Systemic sclerosis ( SSc ) is characterized by immune activation, vasculopathy, and unresolving fibrosis in the skin, lungs, and other organs. We performed RNA-Seq analysis on skin biopsies and peripheral blood mononuclear cells ( PBMCs ) from SSc patients and controls to better understand SSc pathogenesis. We analyzed these data to 1) test for case-control differences, and 2) identify genes whose expression levels correlate with SSc severity as measured by local skin score, modified Rodnan skin score ( MRSS ), forced vital capacity ( FVC ), or diffusion capacity for carbon monoxide ( DLCO ). We found that PBMCs from SSc patients showed a strong type 1 interferon signature. This signal replicated in the skin, with additional signals for increased extracellular matrix ( ECM ) genes, classical complement pathway activation, and the presence of B cells. Notably, we observed a marked decrease in the expression of SPAG17 , a cilia component, in SSc skin. We identified genes that correlated with MRSS, DLCO, and FVC in SSc PBMCs and skin using weighted gene co-expression analysis ( WGCNA ). These genes were largely distinct from the case/control differentially expressed genes.
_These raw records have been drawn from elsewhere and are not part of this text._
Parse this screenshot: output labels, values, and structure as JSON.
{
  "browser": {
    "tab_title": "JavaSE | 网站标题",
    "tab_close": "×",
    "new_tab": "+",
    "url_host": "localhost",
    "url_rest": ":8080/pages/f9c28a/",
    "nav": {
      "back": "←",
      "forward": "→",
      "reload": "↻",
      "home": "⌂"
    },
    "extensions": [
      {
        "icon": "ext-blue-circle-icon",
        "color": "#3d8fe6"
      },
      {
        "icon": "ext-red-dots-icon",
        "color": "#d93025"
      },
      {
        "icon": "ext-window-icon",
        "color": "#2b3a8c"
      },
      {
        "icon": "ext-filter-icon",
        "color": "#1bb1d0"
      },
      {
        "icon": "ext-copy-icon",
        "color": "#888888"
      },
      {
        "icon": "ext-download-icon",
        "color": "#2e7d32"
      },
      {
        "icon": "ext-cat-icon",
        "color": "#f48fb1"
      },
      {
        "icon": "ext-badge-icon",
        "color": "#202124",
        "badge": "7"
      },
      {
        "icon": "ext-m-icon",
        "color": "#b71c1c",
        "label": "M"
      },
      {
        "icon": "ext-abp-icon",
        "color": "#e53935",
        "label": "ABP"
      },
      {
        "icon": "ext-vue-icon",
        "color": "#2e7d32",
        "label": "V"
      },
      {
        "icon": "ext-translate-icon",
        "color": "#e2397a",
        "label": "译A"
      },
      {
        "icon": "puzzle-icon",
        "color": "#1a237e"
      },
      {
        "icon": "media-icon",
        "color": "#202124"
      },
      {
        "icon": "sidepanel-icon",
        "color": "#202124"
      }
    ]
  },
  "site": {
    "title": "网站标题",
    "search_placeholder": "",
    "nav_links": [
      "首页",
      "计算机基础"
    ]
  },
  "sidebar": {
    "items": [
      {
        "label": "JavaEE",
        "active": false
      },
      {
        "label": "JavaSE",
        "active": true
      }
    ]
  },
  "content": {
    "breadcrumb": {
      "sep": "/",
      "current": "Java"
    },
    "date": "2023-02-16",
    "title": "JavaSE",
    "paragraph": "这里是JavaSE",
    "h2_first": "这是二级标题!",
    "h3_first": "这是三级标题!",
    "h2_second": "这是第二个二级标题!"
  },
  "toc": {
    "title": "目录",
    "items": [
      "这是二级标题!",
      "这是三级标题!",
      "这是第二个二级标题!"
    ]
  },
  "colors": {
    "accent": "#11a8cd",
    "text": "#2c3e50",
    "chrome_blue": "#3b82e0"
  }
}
In PBMCs, type 1 interferon signatures negatively correlated with DLCO. In SSc skin, ECM gene expression positively correlated with MRSS. Network analysis of SSc skin genes correlated with clinical features identified the non-coding RNAs SOX9-AS1 and ROCR , both near the SOX9 locus, as highly connected, “hub-like” genes in the network. These results identify non-coding RNAs and SPAG17 as novel factors potentially implicated in SSc pathogenesis. ### Competing Interest Statement The authors have declared no competing interest.